Im Herbst 2020 wandte sich der Vorstandsvorsitzende des US-Pharmakonzerns Pfizer, Albert Bourla, in einem offenen Brief an die Milliarden von Menschen auf der ganzen Welt, die ihre Hoffnung auf einen sicheren und wirksamen Covid-19-Impfstoff zur Beendigung der Pandemie setzten. „Wie ich bereits gesagt habe, arbeiten wir mit Wissenschaftsgeschwindigkeit“, schrieb Bourla.
Doch für die Forscher, die in dieser Zeit das BionTech/Pfizer-Vakzin klinisch testeten, scheint diese Geschwindigkeit zulasten von Datenintegrität und Patientensicherheit gegangen zu sein. Das legen Leaks und Berichte aus einem texanischen Forschungsunternehmen nahe, welches als Auftragnehmer von Pfizer handelte. Brook Jackson, eine mittlerweile ehemalige Regionaldirektorin der „Ventavia Research Group“, teilte dem „British Medical Journal“ (BMJ) mit, dass das Unternehmen unter anderem Daten verfälschte, unqualifiziertes Personal einsetzte und negativen Ereignissen in entscheidenen Testphasen nur langsam nachging.
Ventavia kam bei seiner eigenen Datenerfassung nicht hinterher – das belegt eine E-Mail, die das Auftragsforschungsinstitut ICON, welches ebenfalls für Pfizer tätig war, an das Unternehmen sendet. In ihr erinnert man Ventavia: „Die Erwartung für diese Studie ist, dass alle Datenanfragen innerhalb von 24 Stunden beantwortet werden.“ ICON markierte daraufhin über 100 ausstehende Anfragen, die älter als drei Tage waren. Dazu gehörten beispielsweise zwei Fälle, in denen sich „Probanden mit schweren Symptomen/Reaktionen gemeldet haben“. Aus Jacksons Dokumenten geht hervor, dass die Probleme schon seit Wochen bestanden und bekannt waren. In einer Liste von „Aktionspunkten“, die Anfang August 2020, kurz nach Beginn der Studie unter den Ventavia-Führungskräften zirkulierte, nannte eine Ventavia-Führungskraft drei Mitarbeiter des fraglichen Standorts, mit denen „das Problem mit dem elektronischen Tagebuch/der Fälschung von Daten usw. besprochen werden sollte“. Einer von ihnen wurde „mündlich ermahnt“. Bei einem Treffen zwischen Jackson und Ventavia-Vertretern hieß es: „Wenn die Aufsichtsbehörde kommt – seid bereit.“ Das Unternehmen fürchtete quasi täglich eine Prüfung durch die US-Bundesregierung, wie weitere Mitarbeiter berichten, die sich an das „BMJ“ wandten.

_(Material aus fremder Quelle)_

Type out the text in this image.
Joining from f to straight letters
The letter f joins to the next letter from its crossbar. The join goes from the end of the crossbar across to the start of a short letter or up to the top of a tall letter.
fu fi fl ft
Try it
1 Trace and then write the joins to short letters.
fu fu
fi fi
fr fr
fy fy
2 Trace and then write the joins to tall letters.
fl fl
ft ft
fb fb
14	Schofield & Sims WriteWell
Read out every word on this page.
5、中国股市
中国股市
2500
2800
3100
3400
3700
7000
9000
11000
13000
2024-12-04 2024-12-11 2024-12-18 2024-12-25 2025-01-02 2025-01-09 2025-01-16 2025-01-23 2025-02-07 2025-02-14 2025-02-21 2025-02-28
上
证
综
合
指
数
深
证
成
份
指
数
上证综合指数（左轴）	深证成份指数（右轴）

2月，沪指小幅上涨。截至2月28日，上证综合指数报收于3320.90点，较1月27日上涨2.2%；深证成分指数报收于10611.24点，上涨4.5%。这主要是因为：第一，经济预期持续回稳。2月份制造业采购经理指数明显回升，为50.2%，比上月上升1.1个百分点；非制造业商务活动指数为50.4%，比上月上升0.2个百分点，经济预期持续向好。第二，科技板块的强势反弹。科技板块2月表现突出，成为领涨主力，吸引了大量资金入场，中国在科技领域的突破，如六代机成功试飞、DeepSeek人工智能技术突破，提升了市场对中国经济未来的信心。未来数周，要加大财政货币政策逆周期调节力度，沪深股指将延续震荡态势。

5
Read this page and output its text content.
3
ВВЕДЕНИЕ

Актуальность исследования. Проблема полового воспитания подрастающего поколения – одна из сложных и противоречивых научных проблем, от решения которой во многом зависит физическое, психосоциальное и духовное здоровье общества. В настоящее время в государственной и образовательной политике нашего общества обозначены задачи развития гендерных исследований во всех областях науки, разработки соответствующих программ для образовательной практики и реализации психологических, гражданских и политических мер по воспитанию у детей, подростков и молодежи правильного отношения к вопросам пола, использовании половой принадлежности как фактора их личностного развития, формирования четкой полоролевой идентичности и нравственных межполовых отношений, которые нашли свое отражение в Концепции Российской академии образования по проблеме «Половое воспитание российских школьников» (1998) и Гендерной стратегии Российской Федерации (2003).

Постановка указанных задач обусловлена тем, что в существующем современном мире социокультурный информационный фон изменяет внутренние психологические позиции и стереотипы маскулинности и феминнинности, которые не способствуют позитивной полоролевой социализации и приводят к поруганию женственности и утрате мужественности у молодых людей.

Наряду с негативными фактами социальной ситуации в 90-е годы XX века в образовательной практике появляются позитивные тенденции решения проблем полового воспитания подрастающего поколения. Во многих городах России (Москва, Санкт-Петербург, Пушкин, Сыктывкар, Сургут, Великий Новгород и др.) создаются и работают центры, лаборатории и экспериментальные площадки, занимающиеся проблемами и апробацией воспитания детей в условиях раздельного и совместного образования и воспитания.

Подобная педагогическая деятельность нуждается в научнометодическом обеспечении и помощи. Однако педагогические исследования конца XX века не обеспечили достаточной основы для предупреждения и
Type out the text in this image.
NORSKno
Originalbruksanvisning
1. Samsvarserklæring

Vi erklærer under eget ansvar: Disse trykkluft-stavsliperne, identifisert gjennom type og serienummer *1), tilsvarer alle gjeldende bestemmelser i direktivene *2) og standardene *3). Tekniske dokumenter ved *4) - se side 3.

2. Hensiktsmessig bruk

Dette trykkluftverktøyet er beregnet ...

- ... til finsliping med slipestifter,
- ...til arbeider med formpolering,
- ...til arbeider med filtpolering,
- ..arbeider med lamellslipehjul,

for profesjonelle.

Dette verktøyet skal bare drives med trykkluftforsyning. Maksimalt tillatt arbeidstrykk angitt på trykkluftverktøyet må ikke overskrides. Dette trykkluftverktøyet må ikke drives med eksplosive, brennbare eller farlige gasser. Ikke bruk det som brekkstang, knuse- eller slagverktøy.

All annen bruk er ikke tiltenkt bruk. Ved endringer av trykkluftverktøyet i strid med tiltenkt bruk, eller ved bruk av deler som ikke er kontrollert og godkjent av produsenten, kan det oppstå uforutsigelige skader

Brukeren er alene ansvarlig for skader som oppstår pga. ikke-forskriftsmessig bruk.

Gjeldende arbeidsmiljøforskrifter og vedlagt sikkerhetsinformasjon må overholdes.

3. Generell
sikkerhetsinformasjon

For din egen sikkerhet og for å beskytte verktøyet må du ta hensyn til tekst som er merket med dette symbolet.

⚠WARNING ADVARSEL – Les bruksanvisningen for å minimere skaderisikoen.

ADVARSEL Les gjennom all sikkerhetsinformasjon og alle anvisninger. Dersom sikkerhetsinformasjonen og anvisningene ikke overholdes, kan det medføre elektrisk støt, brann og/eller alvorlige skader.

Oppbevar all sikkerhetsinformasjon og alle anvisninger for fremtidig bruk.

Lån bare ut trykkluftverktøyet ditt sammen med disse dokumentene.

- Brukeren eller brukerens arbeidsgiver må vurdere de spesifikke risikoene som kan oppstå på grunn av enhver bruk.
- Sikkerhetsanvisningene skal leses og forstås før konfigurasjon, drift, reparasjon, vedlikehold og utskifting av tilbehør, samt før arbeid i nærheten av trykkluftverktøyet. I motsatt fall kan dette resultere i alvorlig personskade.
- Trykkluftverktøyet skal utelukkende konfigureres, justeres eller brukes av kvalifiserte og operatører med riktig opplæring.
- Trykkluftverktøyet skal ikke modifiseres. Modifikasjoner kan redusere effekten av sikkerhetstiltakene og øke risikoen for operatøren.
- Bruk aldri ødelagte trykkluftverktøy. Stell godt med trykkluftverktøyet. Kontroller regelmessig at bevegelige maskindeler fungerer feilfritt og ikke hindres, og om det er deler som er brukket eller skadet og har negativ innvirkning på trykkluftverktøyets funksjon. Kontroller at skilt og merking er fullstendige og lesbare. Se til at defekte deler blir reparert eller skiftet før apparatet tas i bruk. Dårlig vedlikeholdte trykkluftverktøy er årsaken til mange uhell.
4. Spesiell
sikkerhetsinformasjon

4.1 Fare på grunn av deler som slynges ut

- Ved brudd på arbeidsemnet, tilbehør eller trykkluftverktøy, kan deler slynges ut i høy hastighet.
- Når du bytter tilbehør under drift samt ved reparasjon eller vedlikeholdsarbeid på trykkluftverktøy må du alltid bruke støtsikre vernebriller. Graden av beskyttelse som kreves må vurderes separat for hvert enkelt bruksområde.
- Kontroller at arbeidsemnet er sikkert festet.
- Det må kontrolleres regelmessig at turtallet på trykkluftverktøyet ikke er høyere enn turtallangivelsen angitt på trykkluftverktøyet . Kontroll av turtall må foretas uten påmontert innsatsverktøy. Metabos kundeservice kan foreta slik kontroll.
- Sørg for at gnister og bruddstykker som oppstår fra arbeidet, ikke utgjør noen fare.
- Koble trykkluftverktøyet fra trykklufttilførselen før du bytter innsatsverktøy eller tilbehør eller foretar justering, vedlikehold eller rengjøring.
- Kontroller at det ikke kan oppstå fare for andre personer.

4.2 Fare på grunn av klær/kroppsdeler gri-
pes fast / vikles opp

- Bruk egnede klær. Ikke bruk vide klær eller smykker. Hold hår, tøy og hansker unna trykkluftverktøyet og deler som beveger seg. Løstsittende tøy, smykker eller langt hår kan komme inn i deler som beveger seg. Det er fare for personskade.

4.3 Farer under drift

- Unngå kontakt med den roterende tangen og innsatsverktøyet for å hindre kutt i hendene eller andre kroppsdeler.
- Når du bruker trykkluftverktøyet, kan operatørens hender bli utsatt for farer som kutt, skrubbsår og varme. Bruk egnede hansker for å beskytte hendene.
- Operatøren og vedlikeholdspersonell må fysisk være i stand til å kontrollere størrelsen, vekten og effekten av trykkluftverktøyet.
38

„Sie lagen mit all ihren Beschwerden goldrichtig.“
Am nächsten Tag informierte Jackson die FDA. In ihrer E-Mail an die Behörde listet sie ein Dutzend besorgniserregende Vorkommnisse auf. Unter anderem hätte man Patienten nach der Injektion in einem Flur „abgestellt“ – ohne Überwachung durch klinisches Personal. Zeitnahe „Follow-ups“ mit Patienten, die negative Reaktionen entwickelten, fanden nicht statt; Protokollabweichungen wurden schlicht nicht gemeldet. Der Impfstoff wurde fehlerhaft gelagert, und Laborproben wurden falsch etikettiert. Ventavia-Angestellte, die diese Probleme meldeten, wurden zum Ziel von Angriffen. Die FDA bestätigte den Eingang der E-Mail – und meldete sich dann nie bei Jackson zurück. Am 10. Dezember, als Pfizer die Notzulassung des Impfstoffes in den USA beantragte, verschwieg der Konzern die Zustände am Ventavia-Standort. Am nächsten Tag autorisierte die FDA den Impfstoff. Als im August 2021 die reguläre Zulassung erfolgte, veröffentlichte die Behörde eine Zusammenfassung ihrer Inspektionen der elementaren Versuche. Neun von 153 wurden inspiziert – Ventavias Labore gehörten trotz Jacksons Meldungen nicht dazu.
Seit Jacksons Meldung an die FDA im September 2020 hat Pfizer Ventavia als Unterauftragnehmer für vier andere klinische Studien für seine Impfstoffe verpflichtet, unter anderem zur Wirkung bei Kindern und Schwangeren.